Bill that could address Twin Lakes equalized assessed value error passes committee

Samantha Kerkman

A bill that would address an error in Twin Lakes equalized assessed value has passed an Assembly committee.

The Assembly Ways and Means Committee passed AB 273 Thursday,clearing the way for action by the full Assembly when the legislature reconvenes later this month for its fall floor period.

The bill, authored by state Rep. Samantha Kerkman, seeks to address an error in Twin Lake’s equalized value by modifying a loan program currently in place.

“When local officials alerted me to the error, I knew we needed to act as quickly as possible,” said Kerkman, “Even under ordinary circumstances, property tax increases are hard to swallow. Receiving a tax bill that includes a significant increase as the result of an error would be a bitter pill to swallow.”
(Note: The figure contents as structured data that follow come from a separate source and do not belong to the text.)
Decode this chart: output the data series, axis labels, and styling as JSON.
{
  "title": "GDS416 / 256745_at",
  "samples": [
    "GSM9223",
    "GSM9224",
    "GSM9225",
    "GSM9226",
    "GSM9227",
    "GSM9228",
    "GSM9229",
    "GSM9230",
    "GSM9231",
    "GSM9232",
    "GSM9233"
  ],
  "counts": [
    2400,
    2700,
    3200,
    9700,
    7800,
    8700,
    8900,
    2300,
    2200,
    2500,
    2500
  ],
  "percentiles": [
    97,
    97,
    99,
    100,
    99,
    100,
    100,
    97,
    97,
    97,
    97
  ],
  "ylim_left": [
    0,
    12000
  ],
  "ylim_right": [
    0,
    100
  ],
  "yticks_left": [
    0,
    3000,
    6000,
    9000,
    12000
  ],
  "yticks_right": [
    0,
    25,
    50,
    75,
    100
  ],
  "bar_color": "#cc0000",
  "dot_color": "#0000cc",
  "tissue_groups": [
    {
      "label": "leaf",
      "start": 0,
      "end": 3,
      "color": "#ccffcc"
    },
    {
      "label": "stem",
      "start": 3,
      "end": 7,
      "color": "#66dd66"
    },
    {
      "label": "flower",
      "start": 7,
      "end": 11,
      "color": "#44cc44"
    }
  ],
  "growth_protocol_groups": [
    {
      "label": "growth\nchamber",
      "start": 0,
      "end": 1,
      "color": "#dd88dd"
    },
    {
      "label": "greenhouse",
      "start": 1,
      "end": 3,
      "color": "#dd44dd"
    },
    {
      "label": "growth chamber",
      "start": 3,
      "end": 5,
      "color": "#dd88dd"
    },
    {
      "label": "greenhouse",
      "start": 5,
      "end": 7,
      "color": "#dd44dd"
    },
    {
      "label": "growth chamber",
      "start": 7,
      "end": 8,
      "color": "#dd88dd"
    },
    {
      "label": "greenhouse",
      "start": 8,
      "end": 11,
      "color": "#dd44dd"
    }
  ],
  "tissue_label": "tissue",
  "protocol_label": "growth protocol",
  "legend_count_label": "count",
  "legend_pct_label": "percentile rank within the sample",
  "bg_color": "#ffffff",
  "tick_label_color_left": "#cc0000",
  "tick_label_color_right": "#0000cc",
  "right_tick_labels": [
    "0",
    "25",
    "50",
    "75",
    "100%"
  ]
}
Currently if an arithmetic or clerical-type error results in a 10 percent or higher increase over the previous year’s equalized value, the Department of Revenue makes a payment to the taxation district and the district then provides loans to individual taxpayers who paid more than they should have because of the error. Rep. Kerkman’s bill holds individual property taxpayers harmless by lowering the overvaluation threshold to 7.5 percent and providing that if property tax bills have not already been sent to property owners, the taxation district uses the DOR payment to offset the property taxes that would have otherwise been erroneously imposed.

Twin Lakes was overvalued by approximately $70 million and would have resulted in an average property tax increase of greater than $200. Local officials reviewing the equalized values published on Aug. 15 spotted the error and contacted DOR immediately, but DOR does not have the statutory authority to simply change a taxation district’s equalized value after the publication date. Instead, the statutory process provides that the DOR adjusts the value in the subsequent year, balancing an artificially high year with an artificially low one.

“In our current economic climate, waiting to adjust the values in 2012 would be particularly unfair to Twin Lakes residents,” said Kerkman. “I appreciate Revenue working with us to find a more palatable solution.”